An extensive variety of trees, shrubs, and perennials had been lovingly cultivated by the owners, who had previously operated a nursery on the grounds of their home. The landscape was a labor of love they had crafted over many years together and was the inspiration for doing a whole house renovation instead of looking for a new property. Throughout the project, the owners talked about wanting to create a “zen” atmosphere that implemented the “golden ratio” as part of the proportioning of the house.

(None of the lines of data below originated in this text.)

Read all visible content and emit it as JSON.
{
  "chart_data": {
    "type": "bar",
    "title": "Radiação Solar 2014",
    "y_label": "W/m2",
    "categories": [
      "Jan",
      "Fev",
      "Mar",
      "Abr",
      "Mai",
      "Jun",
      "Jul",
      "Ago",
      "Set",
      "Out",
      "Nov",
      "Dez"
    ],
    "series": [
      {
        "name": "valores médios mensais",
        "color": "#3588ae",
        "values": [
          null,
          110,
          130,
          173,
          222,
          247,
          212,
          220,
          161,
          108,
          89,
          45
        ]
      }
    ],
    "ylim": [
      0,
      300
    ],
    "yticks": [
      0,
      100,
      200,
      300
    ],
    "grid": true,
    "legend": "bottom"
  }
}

At the front of the house, we were able to break up the original lineal gable roof of the ranch home with the addition of a center gable and asymmetric front porch. This helped give interest and substance to the front lines of the house, and also provided a new protected area from which to sit and admire the landscape. By adding wider spans of tall windows grouped together, exposed beams, and double columns, we attempted to echo a Modern Prairie and Craftsman feel.

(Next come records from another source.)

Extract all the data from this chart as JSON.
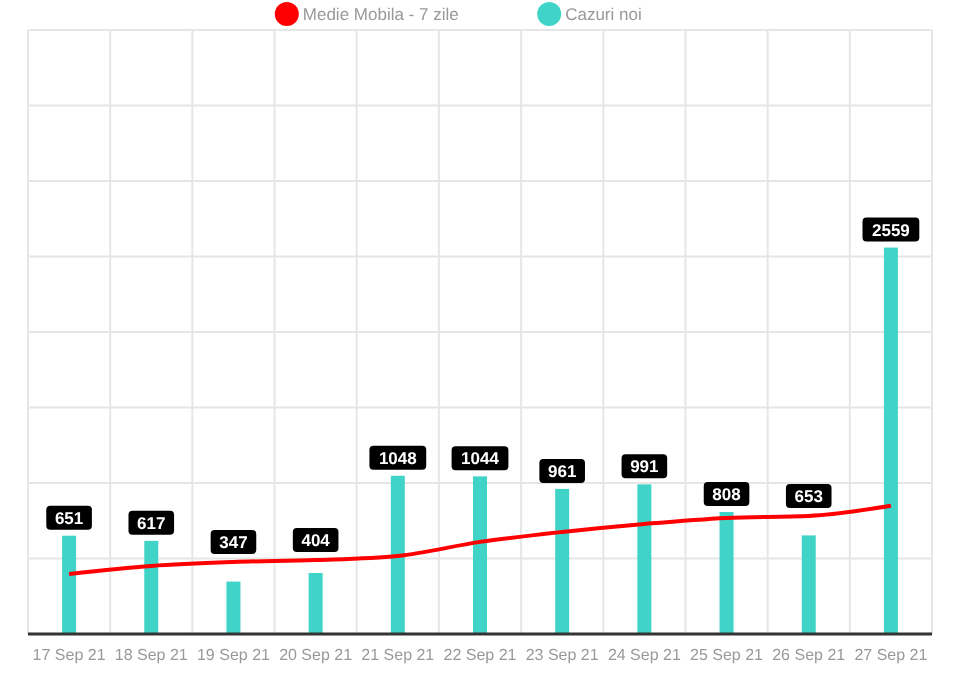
{
  "chart_data": {
    "type": "bar",
    "categories": [
      "17 Sep 21",
      "18 Sep 21",
      "19 Sep 21",
      "20 Sep 21",
      "21 Sep 21",
      "22 Sep 21",
      "23 Sep 21",
      "24 Sep 21",
      "25 Sep 21",
      "26 Sep 21",
      "27 Sep 21"
    ],
    "series": [
      {
        "name": "Medie Mobila - 7 zile",
        "type": "line",
        "color": "#ff0000",
        "values": [
          398,
          451,
          477,
          490,
          517,
          610,
          676,
          729,
          769,
          782,
          849
        ]
      },
      {
        "name": "Cazuri noi",
        "color": "#40d4c8",
        "values": [
          651,
          617,
          347,
          404,
          1048,
          1044,
          961,
          991,
          808,
          653,
          2559
        ],
        "value_labels": [
          "651",
          "617",
          "347",
          "404",
          "1048",
          "1044",
          "961",
          "991",
          "808",
          "653",
          "2559"
        ]
      }
    ],
    "ylim": [
      0,
      4000
    ],
    "yticks": [
      {
        "value": 0,
        "label": null
      },
      {
        "value": 500,
        "label": null
      },
      {
        "value": 1000,
        "label": null
      },
      {
        "value": 1500,
        "label": null
      },
      {
        "value": 2000,
        "label": null
      },
      {
        "value": 2500,
        "label": null
      },
      {
        "value": 3000,
        "label": null
      },
      {
        "value": 3500,
        "label": null
      },
      {
        "value": 4000,
        "label": null
      }
    ],
    "tick_labels": "x",
    "grid": true,
    "legend": "top",
    "marker": "none"
  }
}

The back side of the house was in great need of repair. It was one large area, all at the same level, and loomed over the back gardens. One priority for the back renovation and new additions was to capture as much light and views as possible for the main floor and basement spaces. We did so with more groups of windows and doors of similar size and width to the front of the house. We changed to narrower upper porches to act as a “widow’s-walk” and connect all the interior rooms to the outside and to each other. To keep these porch roofs from darkening the interiors, we added groups of skylights that lightened and brightened those spaces. A new larger “tree-top” terraced deck dropped down from the widow’s-walk and enabled us to stagger and shorten the staircase runs. The shorter stairways resulted in a new open area for the Zen Garden and Koi Pond centered at the entrance to the lower-level basement. The size and placement of the piers for this cantilevered deck was motivated by the prized variegated Japanese Zelkova Goshiki tree that was located near the back of the house. Larger sliding doors flanked with fixed panels mimic the new window groups on the front of the house. They capture as much of the view and landscape, so your experience doesn’t stop at the walls of the house.

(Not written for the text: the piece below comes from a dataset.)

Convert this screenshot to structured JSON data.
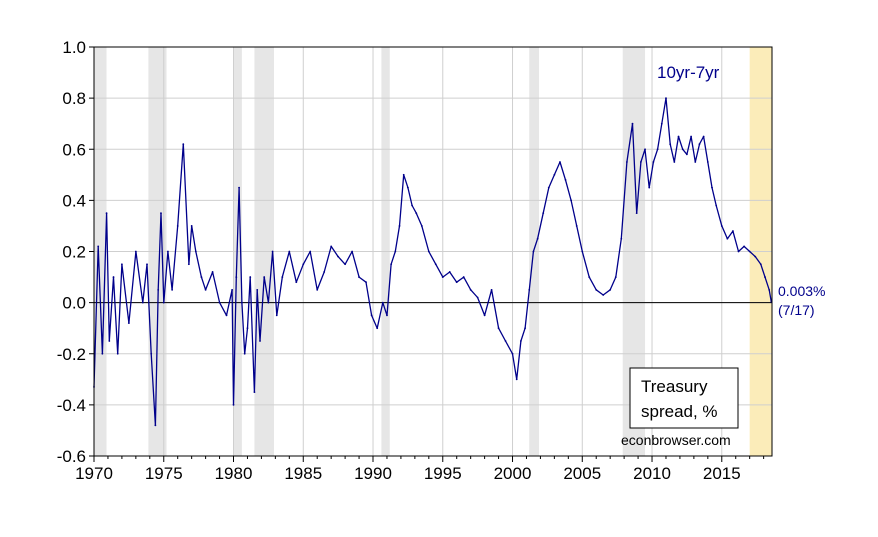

The gardens had the remains of an original pond that needed to be completely reconstructed. This required new excavation and grading, sand and underlayment, a large 70’ x 40’ pond liner, and tons of local rock. The pond includes a deeper swimming area for larger Koi including tunnels and crevices for them to hide and rest. It also includes the shallows for frogs, insects, birds, and varying fauna that thrive in less water. Both were joined by a “floating” stepping stone walkway. Additional lighting was added in the pond and around the gravel walkways. A spillway was incorporated to divert high water levels behind the bank to feed the multitude of existing trees and shrubs. A pergola was constructed to give a protected shady spot to enjoy listening and watching the environment come to life. The homeowner’s creations of stained-glass windows and mosaic creatures are right at home nestled in among it all.